A military commander says troops on standby to provide Olympic security will get the best possible accommodation. General Sir Nick Parker wants soldiers to feel valued so they can do their job properly. There were reports of some personnel using showers in local leisure facilities.
Today, Defence Secretary Philip Hammond was given a tour of the facilities in east London. He said:
"This is a sound, solid building and the military enablers who have been here since the beginning of the week have done a fantastic job of installing wi-fi and communications.
They are now building the leisure facilities that the troops will have access to. They have field kitchens in here, there is a 24-hour catering operation running and the guys who are here will be comfortable.
It's basic accommodation but it's the kind of accommodation they will be well used to because of their tours of duty in Afghanistan."
Britain's most senior police officer says using soldiers to help keep the Olympics safe is "no bad thing". Scotland Yard Commissioner Bernard Hogan-Howe said: "It's not a bad solution to have about 11,000 fully trained soldiers under a military command from one of the best armies in the world.
It seems to me that the contingencies will be put in place and we'll all be kept safe... You always have to review these things if the situation changes. But with the guards, G4S are providing guards, the military, the police - taken together, it will be a well-run operation."
The Home Secretary said the issues with G4S supplying enough guards initially looked like "teething problems".
Theresa May said: "They were consistently telling us, up until July 11, that they could produce the number of people required for the Olympic Games [they believed they identified] a temporary problem which was capable of resolution.
"We are constantly monitoring, constantly looking at how they are ensuring that safety and security for the Games so the people who come to these Olympic Games enjoy them."
The Home Secretary says G4S gave assurances it would be able to overcome problems supplying Olympic security staff last month. During a tour of the Olympic Park's security centre Theresa May said:
In early July it was clear that there were some initial problems which G4S said they would resolve. And crucially it was not until July 11 that G4S finally said, 'Actually we can't resolve those initial problems, we won't be able to provide the personnel'... I haven't been at all selective [with the information]. What I've been is absolutely clear with the House of Commons and others about how these things developed.

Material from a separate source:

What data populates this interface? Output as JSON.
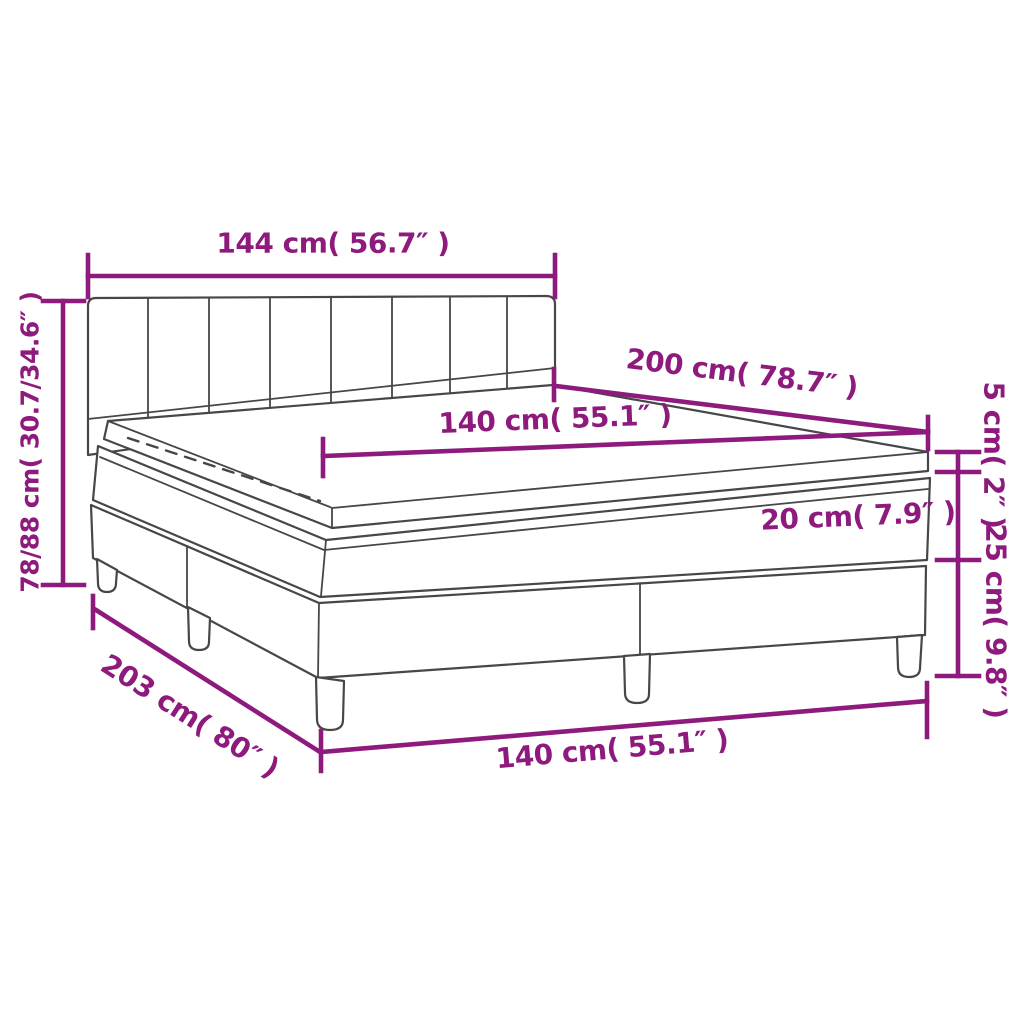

G4S will be knocked back from outsourcing contracts for Hertfordshire, Bedfordshire and Cambridgeshire Police forces next week. The preference now is to merge IT, HR, payroll and legal departments and take smaller savings. G4S is now seen as an unacceptable risk.
The Olympics could be better off with the military playing a greater role, according to a senior Home Office official. Charles Farr, Head of Security and Counter-terrorism, played down concern about G4S and claimed it could ultimately make the Games more secure.
We've had a last-minute hitch but we've resolved the hitch and one could argue that we've come out of it stronger than we were when we went into it. We've got a really effective armed forces, military component to our venue security operation. G4S have faced a significant problem effectively scheduling, rostering, very large numbers of people to deploy to different venues at different times with different skills.
They have realised that not all of their workforce wanted to work at particular times, not all of them could work at particular times and not all of them had the right qualifications yet available. We first got an inkling that there was a problem with the scheduling system at the end of June. We were told that there was a possible shortfall, a temporary shortfall, and G4S were unable to put precise numbers on it. I asked them to do so and they couldn't.